Сегодня особенно как-то умаслен твой кок И когти особенно длинны, вонзаясь в меня… В тени баобаба, призывною лаской маня, Изысканный ждет носорог… Вдали он подобен бесформенной груде тряпья, И чресла ему украшают такие цветы, Каких бы в порыве экстаза не выдумал я, Увидев которые пала бы в обморок ты… Я знаю веселые сказки про страсть обезьян, Про двух англичанок, зажаренных хмурым вождем, Но в платье твоем я сегодня увидел изъян, Ты вымокла вся под холодным осенним дождем. И как я тебе расскажу про дымящихся мисс, Про то, как безумные негры плясали кэк-уок… Ты плачешь… Послушай! где цепко лианы сплелись, Изысканный ждет носорог.
Примечательно, что некоторые мотивы этой пародии предсказывают последующие африканские стихи Гумилева. «Жарят Пьера… а мы с ним играли в Марселе…» Не менее забавно другое: обвиняя декадентов в «порнографии» (что было общим местом), отец и сын Коковцевы сами явно предпочитают шутки, относящиеся к «телесному низу», соответствующим образом деформируя вполне целомудренные стихи Гумилева и Городецкого.

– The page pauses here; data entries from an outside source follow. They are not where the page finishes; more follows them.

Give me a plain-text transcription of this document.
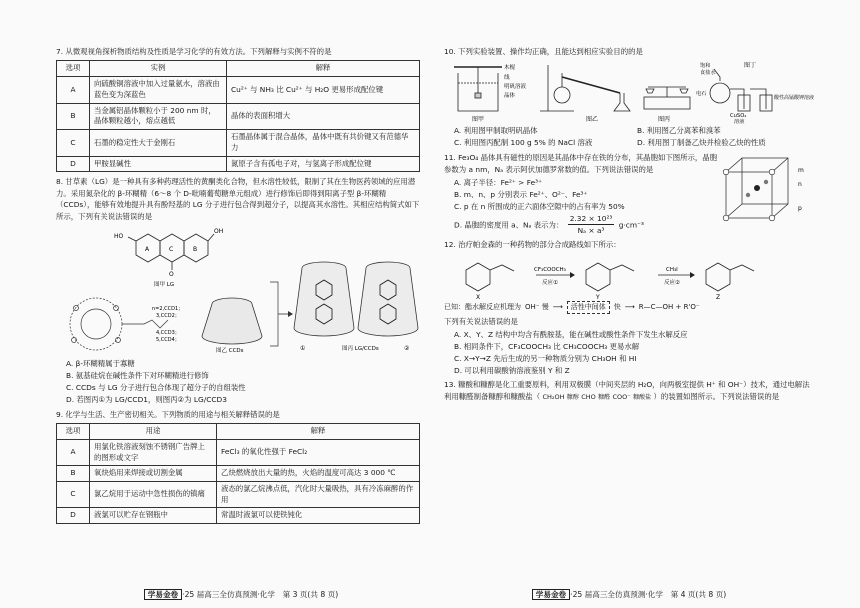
7. 从微观视角探析物质结构及性质是学习化学的有效方法。下列解释与实例不符的是
选项	实例	解释
A	向硫酸铜溶液中加入过量氨水，溶液由蓝色变为深蓝色	Cu²⁺ 与 NH₃ 比 Cu²⁺ 与 H₂O 更易形成配位键
B	当金属铝晶体颗粒小于 200 nm 时，晶体颗粒越小，熔点越低	晶体的表面积增大
C	石墨的稳定性大于金刚石	石墨晶体属于混合晶体，晶体中既有共价键又有范德华力
D	甲胺显碱性	氮原子含有孤电子对，与氢离子形成配位键
8. 甘草素（LG）是一种具有多种药理活性的黄酮类化合物，但水溶性较低，限制了其在生物医药领域的应用潜力。采用氮杂化的 β-环糊精（6～8 个 D-吡喃葡萄糖单元组成）进行修饰后即得到阳离子型 β-环糊精（CCDs），能够有效地提升具有酚羟基的 LG 分子进行包合得到超分子，以提高其水溶性。其相应结构简式如下所示，下列有关说法错误的是
HO
OH
O
A	C	B
图甲 LG
n=2,CCD1；
3,CCD2；
4,CCD3；
5,CCD4；
图乙 CCDs	①	图丙 LG/CCDs	②
A. β-环糊精属于寡糖
B. 氨基硅烷在碱性条件下对环糊精进行修饰
C. CCDs 与 LG 分子进行包合体现了超分子的自组装性
D. 若图丙①为 LG/CCD1，则图丙②为 LG/CCD3
9. 化学与生活、生产密切相关。下列物质的用途与相关解释错误的是
选项	用途	解释
A	用氯化铁溶液刻蚀不锈钢广告牌上的图形或文字	FeCl₃ 的氧化性强于 FeCl₂
B	氧炔焰用来焊接或切割金属	乙炔燃烧放出大量的热，火焰的温度可高达 3 000 ℃
C	氯乙烷用于运动中急性损伤的镇痛	液态的氯乙烷沸点低，汽化时大量吸热，具有冷冻麻醉的作用
D	液氯可以贮存在钢瓶中	常温时液氯可以使铁钝化
学易金卷 ·25 届高三全仿真预测·化学　第 3 页(共 8 页)
10. 下列实验装置、操作均正确，且能达到相应实验目的的是
木棍
线
明矾溶液
晶体
图甲	图乙	图丙
饱和
食盐水
电石
CuSO₄
溶液
酸性高锰酸钾溶液
图丁
A. 利用图甲制取明矾晶体	B. 利用图乙分离苯和溴苯
C. 利用图丙配制 100 g 5% 的 NaCl 溶液	D. 利用图丁制备乙炔并检验乙炔的性质
11. Fe₃O₄ 晶体具有磁性的原因是其晶体中存在铁的分布，其晶胞如下图所示，晶胞参数为 a nm，Nₐ 表示阿伏加德罗常数的值。下列说法错误的是
A. 离子半径：Fe²⁺ > Fe³⁺
B. m、n、p 分别表示 Fe²⁺、O²⁻、Fe³⁺
C. p 在 n 所围成的正六面体空隙中的占有率为 50%
D. 晶胞的密度用 a、Nₐ 表示为： $\frac{\text{2.32 × 10²³}}{\text{Nₐ × a³}} g\cdot cm^{-3}$
m
n
p
12. 治疗帕金森的一种药物的部分合成路线如下所示：
CF₃COOCH₃
反应①
CH₃I
反应②
X	Y	Z
已知：酯水解反应机理为 OH⁻ 慢 ⟶	活性中间体	快 ⟶ R—C—OH + R'O⁻
下列有关说法错误的是
A. X、Y、Z 结构中均含有酰胺基，能在碱性或酸性条件下发生水解反应
B. 相同条件下，CF₃COOCH₃ 比 CH₃COOCH₃ 更易水解
C. X→Y→Z 先后生成的另一种物质分别为 CH₃OH 和 HI
D. 可以利用碳酸钠溶液鉴别 Y 和 Z
13. 糠酸和糠醇是化工重要原料，利用双极膜（中间夹层的 H₂O，向两极室提供 H⁺ 和 OH⁻）技术，通过电解法利用糠醛制备糠醇和糠酸盐（ CH₂OH 糠醇 CHO 糠醛 COO⁻ 糠酸盐 ）的装置如图所示。下列说法错误的是
学易金卷 ·25 届高三全仿真预测·化学　第 4 页(共 8 页)
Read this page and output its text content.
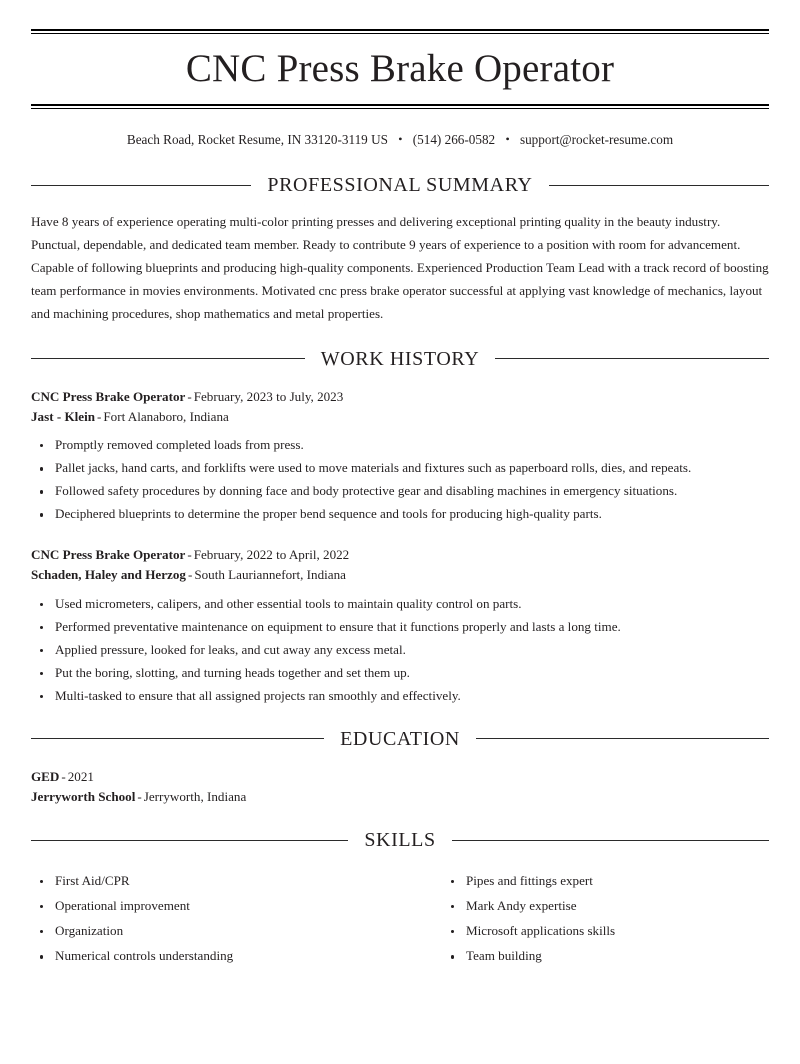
CNC Press Brake Operator
Beach Road, Rocket Resume, IN 33120-3119 US • (514) 266-0582 • support@rocket-resume.com
PROFESSIONAL SUMMARY

Have 8 years of experience operating multi-color printing presses and delivering exceptional printing quality in the beauty industry. Punctual, dependable, and dedicated team member. Ready to contribute 9 years of experience to a position with room for advancement. Capable of following blueprints and producing high-quality components. Experienced Production Team Lead with a track record of boosting team performance in movies environments. Motivated cnc press brake operator successful at applying vast knowledge of mechanics, layout and machining procedures, shop mathematics and metal properties.

WORK HISTORY
CNC Press Brake Operator - February, 2023 to July, 2023
Jast - Klein - Fort Alanaboro, Indiana
Promptly removed completed loads from press.
Pallet jacks, hand carts, and forklifts were used to move materials and fixtures such as paperboard rolls, dies, and repeats.
Followed safety procedures by donning face and body protective gear and disabling machines in emergency situations.
Deciphered blueprints to determine the proper bend sequence and tools for producing high-quality parts.
CNC Press Brake Operator - February, 2022 to April, 2022
Schaden, Haley and Herzog - South Lauriannefort, Indiana
Used micrometers, calipers, and other essential tools to maintain quality control on parts.
Performed preventative maintenance on equipment to ensure that it functions properly and lasts a long time.
Applied pressure, looked for leaks, and cut away any excess metal.
Put the boring, slotting, and turning heads together and set them up.
Multi-tasked to ensure that all assigned projects ran smoothly and effectively.
EDUCATION
GED - 2021
Jerryworth School - Jerryworth, Indiana
SKILLS
First Aid/CPR
Operational improvement
Organization
Numerical controls understanding
Pipes and fittings expert
Mark Andy expertise
Microsoft applications skills
Team building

«Царскосельское дело» претендовало на статус серьезного печатного органа. Оживленное обсуждение местных новостей сочеталось с интересом к высокой политике. Поддерживая программу октябристов, редакция бурно полемизировала с кадетами по аграрному и другим важным вопросам. Но в «городке» все происходило патриархально, по-домашнему. В том же номере, где был напечатан фельетон Коковцевых, выражалась благодарность кондитеру Голлербаху, спонсирующему женскую чайную «Союза 17 октября» сладкими булочками. Чтобы предлагать читателям такой газеты памфлет против неизвестных им поэтов и фривольные пародии на неизвестные им стихи, надо было иметь в ее редакции очень хорошие связи.
Но вернемся к злополучному «Острову».
Второй номер по составу был едва ли не лучше первого. «То было на Валлен-Коски» и «Шарики» Анненского, «Покойник спать ложится…» Блока, «Родина» Белого — этими вещами альманах открывался. Но и тексты молодых авторов — Толстого, Любови Столицы, Сергея Соловьева — отличались по меньшей мере высокой формальной культурой. Обращает на себя внимание наличие в списке авторов двух киевлян — Бенедикта Лившица (чья фамилия напечатана с ошибкой — Лифшиц) и Владимира Эльснера. Еще одно имя, вероятно, ничем не задержало взгляд немногочисленных читателей — Елизавета Дмитриева. Распространенные в России имя и фамилия под грамотным, умело сделанным сонетом. Ничего особенного… Разумеется, чуть ли не все молодые — последователи Брюсова. Включая и самого Гумилева, тоже давшего один сонет — «Я — попугай с Антильских островов…».
Номер, основная часть тиража которого так и не вышла из типографии, удостоился двух рецензий, напечатанных рядом — на соседних страницах одного и того же журнала. Одна рецензия принадлежала Кузмину, вторая, в нарушение всех принятых литературных условностей, — самому Гумилеву. Гумилев взялся рецензировать им самим изданный (точнее, недоизданный!) журнал, чтобы сказать о том, о чем Кузмин предпочел умолчать, — об Анненском[59].
Что же было на Валлен-Коски, что привлекло внимание поэта?
А ничего. «Шел дождик из мокрых туч», после бессонной ночи зевали до слез, а чухонец за полтинник бросал в водопад деревянную куклу. Но… «бывает такое небо, такая игра лучей, что сердцу обида куклы обиды своей жалчей». Слово найдено. Есть обиды, свои и чужие, чужие страшнее, жалчее. Творить для Анненского — это уходить к обидам других, плакать чужими слезами и кричать чужими устами, чтоб научить свои уста молчанью и свою душу благородству. Но… он всегда возвращается к своей ране, бередит ее, потому что только благодаря ей он может творить.